La toute dernière visite à la librairie Le Divan, l'antre des lettres où je peux facilement me perdre en coupant volontairement tout fil d'Ariane, a été riche en trouvailles et parmi celles-ci,  Esquisse d'un Pendu, de Michel Jullien. Une petite note manuscrite d'un lecteur (un employé, probablement) a attiré mon attention grâce à quelques mots clés tels que Moyen Age, nous y revenons, copiste, calligraphie. 

La langue n'est pas des plus faciles et se mêle de façon surprenante à quelques remarques anachroniques égrenées avec discrétion ici et là pour tisser autant de comparaisons avec notre temps. A vrai dire, même sans ces phrases contemporaines au beau milieu d'une description d'époque, le parallèle est vite fait : vaste et lente tâche que celles des laborieux copistes d'un côté, rapidité et méga bits de l'autre avec, en guise de clé de voûte de la métamorphose radicale de notre relation aux lettres l'avènement, que l'on sent proche dans le livre, de l'imprimerie via Gutenberg. Nous sommes au 14e siècle et le codex sent sa fin approcher, tout comme ces corps de métiers qui lui sont liés. A terme, c'est l'accélération de la diffusion littéraire, entre autre, qui est annoncée.

Au milieu de l'atmosphère toute studieuse d'un atelier de copistes dirigé par l'original Raoulet d'Orléans, une intrigue se noue autour du plagiat de l'une des deux commandes royales en cours passées par Charles V, les Chroniques de France ; sujet encore une fois de grande actualité à l'époque du tout numérique et des supports dématérialisés et multipliables à l'envi ! Cette œuvre a pour mérite de plonger le personnage principal dans une réflexion sur son (notre) rapport à l'Histoire car elle relate la succession des règnes jusqu'à celui du souverain à la tête du pays au moment de la commande, Charles V. Jusqu'où ces chroniques sont-elles donc objectives et où commence la possible propagande ?

L'autre œuvre sur laquelle se penchent les copistes de Raoulet est intemporelle : une réflexion d'Aristote sur la politique. Elle présente donc un savoir sans frontières qui traverse les siècles sans dépeindre une réalité immédiate. Elle offre donc un autre point de vue sur l'Histoire et son analyse.

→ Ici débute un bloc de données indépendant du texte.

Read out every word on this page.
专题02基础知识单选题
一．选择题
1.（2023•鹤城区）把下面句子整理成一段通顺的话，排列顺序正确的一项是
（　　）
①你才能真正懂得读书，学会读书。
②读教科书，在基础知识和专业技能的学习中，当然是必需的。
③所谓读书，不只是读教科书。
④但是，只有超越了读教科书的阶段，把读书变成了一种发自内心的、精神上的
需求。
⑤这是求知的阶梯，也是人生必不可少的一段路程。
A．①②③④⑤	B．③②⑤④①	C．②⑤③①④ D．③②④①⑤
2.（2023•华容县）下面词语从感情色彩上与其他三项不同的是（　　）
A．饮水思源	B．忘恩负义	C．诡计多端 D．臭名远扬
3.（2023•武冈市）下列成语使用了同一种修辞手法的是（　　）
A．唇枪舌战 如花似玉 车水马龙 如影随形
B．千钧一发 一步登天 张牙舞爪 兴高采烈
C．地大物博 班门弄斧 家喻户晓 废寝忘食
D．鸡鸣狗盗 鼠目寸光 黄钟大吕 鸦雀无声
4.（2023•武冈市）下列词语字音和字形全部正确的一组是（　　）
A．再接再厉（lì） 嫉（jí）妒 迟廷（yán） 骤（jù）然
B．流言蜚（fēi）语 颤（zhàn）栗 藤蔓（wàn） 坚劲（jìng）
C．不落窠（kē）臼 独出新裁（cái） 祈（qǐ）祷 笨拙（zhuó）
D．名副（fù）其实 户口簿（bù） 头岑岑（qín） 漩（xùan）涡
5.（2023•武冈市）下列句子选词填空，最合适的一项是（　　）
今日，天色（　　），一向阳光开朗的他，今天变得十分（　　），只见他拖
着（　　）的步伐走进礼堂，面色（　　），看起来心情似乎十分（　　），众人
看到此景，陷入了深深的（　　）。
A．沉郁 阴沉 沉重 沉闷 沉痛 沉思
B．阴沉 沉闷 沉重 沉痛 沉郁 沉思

La fresque est minutieuse, telle une lettrine, savoureuse et enrichissante tant par ce qu'elle nous apprend du passé que par l'éclairage qu'elle apporte à notre ère virtuelle. 

Un petit bijou de mise en abîme à travers les âges qui met les copistes à l'honneur, avec en prime la visite des tripots parisiens, des venelles et ateliers en tout genre sous un angle plus que vivant et pittoresque et à l'ombre du gibet de Montfaucon dont la description occupe longuement les premières pages du livre ; et pour cause, lui aussi aura son rôle à jouer et sa présence embrasse les faits d'un bout à l'autre du livre.

J'avoue, la lecture s'est faite crayon en main et le nez dans le dictionnaire - un beau voyage terminologique en prime, que je suis loin d'avoir mené à bien tant les termes soulignés sont foison.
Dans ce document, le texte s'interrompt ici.